The noise and anger of the octave gives way to a calmer, more peaceful, sad and mournful mood in the sestet. Candles are an obvious part of a church service; in days gone by, special candles made from unbleached wax were often used to add solemnity (and gloom) to a funeral service. No alter servers or choirboys will be carrying these to funerals at the front. We need to remember that often there would be no physical remains after a death on the battlefield, as well as the government decision that all the war dead would be buried where they fell rather than brought back home. So the grief is internalised. The rhyming of eyes and goodbyes is very effective, very moving, as is the idea of holy glimmers.
A pall is the heavy embroidered cloth which was used to cover the coffin while it rested in church during a funeral; none of these at the front, obviously; and yet the idea of the pall is prefigured in the pallor of girls’ brows. Who are the girls? Girlfriends? Daughters? No flowers at the front either, although we may be reminded of the poppies of Flanders’ fields. And look at how the pace of the poem gradually slows down as the sestet develops, through longer vowel sounds until we reach the poignant alliteration of the final line: dusk/drawing/down/blinds. This is a reference to how blinds or curtains would be shut in a house from which a funeral set off.

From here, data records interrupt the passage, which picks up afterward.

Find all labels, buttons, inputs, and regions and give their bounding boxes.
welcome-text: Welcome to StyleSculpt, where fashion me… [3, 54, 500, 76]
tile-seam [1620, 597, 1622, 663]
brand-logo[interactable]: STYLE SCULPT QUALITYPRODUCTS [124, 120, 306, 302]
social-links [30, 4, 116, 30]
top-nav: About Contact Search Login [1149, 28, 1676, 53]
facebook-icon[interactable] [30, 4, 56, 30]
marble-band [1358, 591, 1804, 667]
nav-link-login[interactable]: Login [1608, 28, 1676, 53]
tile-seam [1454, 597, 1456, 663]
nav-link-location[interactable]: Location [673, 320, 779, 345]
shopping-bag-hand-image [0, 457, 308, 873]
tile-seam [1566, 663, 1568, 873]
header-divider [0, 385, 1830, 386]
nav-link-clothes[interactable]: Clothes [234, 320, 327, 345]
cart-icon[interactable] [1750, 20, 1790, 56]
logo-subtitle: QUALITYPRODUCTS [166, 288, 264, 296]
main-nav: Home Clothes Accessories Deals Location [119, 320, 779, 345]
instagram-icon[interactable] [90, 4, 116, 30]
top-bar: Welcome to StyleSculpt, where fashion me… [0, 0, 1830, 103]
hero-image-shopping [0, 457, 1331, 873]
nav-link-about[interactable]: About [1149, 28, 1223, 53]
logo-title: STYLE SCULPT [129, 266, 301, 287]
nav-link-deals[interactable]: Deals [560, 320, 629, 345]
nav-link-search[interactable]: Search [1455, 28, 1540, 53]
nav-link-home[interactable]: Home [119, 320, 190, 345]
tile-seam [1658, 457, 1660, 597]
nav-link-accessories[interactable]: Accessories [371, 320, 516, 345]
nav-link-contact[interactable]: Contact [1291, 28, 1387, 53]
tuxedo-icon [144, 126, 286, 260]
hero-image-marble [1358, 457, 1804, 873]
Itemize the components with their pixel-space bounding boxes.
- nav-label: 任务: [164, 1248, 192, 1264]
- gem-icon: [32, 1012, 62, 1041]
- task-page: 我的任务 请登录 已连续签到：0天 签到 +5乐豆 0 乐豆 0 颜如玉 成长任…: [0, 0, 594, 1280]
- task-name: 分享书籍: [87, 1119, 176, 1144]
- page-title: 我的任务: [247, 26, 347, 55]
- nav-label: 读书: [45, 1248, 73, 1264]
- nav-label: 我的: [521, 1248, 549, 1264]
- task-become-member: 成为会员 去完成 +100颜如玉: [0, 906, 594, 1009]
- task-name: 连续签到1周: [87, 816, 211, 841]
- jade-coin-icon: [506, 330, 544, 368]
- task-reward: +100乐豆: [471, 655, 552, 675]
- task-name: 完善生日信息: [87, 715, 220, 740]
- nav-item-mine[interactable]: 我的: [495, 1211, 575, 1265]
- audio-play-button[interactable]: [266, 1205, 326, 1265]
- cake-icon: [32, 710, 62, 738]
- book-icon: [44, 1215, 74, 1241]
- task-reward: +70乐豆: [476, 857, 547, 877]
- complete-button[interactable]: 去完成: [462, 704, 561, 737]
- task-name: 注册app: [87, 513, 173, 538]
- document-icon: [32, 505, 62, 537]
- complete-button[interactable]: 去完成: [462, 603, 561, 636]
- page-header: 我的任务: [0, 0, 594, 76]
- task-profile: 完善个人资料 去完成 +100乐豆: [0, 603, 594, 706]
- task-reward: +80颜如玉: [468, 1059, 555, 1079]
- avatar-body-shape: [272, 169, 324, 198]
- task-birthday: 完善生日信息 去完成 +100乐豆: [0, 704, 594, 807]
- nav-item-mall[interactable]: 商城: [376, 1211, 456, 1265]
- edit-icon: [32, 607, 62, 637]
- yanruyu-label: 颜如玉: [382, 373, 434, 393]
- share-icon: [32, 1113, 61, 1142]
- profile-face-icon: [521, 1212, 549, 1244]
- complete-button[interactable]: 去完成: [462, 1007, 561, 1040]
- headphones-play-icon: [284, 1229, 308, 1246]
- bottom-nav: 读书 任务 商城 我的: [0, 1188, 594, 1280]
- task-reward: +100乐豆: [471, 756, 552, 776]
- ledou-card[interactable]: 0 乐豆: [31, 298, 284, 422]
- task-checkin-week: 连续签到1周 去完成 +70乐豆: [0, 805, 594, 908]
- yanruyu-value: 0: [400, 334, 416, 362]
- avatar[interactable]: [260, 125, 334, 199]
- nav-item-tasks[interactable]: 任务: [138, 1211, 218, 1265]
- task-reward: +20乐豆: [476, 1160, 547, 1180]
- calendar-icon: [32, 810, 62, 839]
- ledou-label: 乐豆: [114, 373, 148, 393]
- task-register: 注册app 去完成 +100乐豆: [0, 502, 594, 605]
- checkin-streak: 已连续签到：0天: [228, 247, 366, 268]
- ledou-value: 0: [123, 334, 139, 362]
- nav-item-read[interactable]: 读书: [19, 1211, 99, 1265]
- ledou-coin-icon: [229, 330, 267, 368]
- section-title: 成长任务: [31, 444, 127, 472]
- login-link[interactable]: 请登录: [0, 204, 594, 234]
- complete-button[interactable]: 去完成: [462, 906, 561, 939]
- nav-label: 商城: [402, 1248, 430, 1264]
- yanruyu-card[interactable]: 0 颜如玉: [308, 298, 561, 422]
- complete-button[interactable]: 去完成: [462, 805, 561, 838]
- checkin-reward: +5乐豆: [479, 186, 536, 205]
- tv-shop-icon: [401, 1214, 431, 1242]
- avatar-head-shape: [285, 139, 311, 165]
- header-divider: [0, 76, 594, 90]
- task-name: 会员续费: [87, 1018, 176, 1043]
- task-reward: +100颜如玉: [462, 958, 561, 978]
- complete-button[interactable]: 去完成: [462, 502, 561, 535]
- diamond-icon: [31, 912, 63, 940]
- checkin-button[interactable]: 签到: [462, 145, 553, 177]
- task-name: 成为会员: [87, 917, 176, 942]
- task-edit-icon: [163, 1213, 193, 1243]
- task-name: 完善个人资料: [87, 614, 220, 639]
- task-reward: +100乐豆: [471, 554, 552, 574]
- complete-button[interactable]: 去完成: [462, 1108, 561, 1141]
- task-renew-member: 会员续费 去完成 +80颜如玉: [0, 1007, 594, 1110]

It’s a powerful poem, which pays reading aloud, with attention to how the poet uses sounds and repetitions to create a solemn mood, a sad mood. We are reminded how serious a business a funeral was a century and more ago. If you need to compare this poem with another, you can do worse than pair it with another sonnet, Rupert Brooke’s The Soldier. Contrast the tone and mood of the two poems, and remember that one was written in the early days of the war, and the other when the war was part of everyone’s lives, and its awful reality had sunk in on the people of England.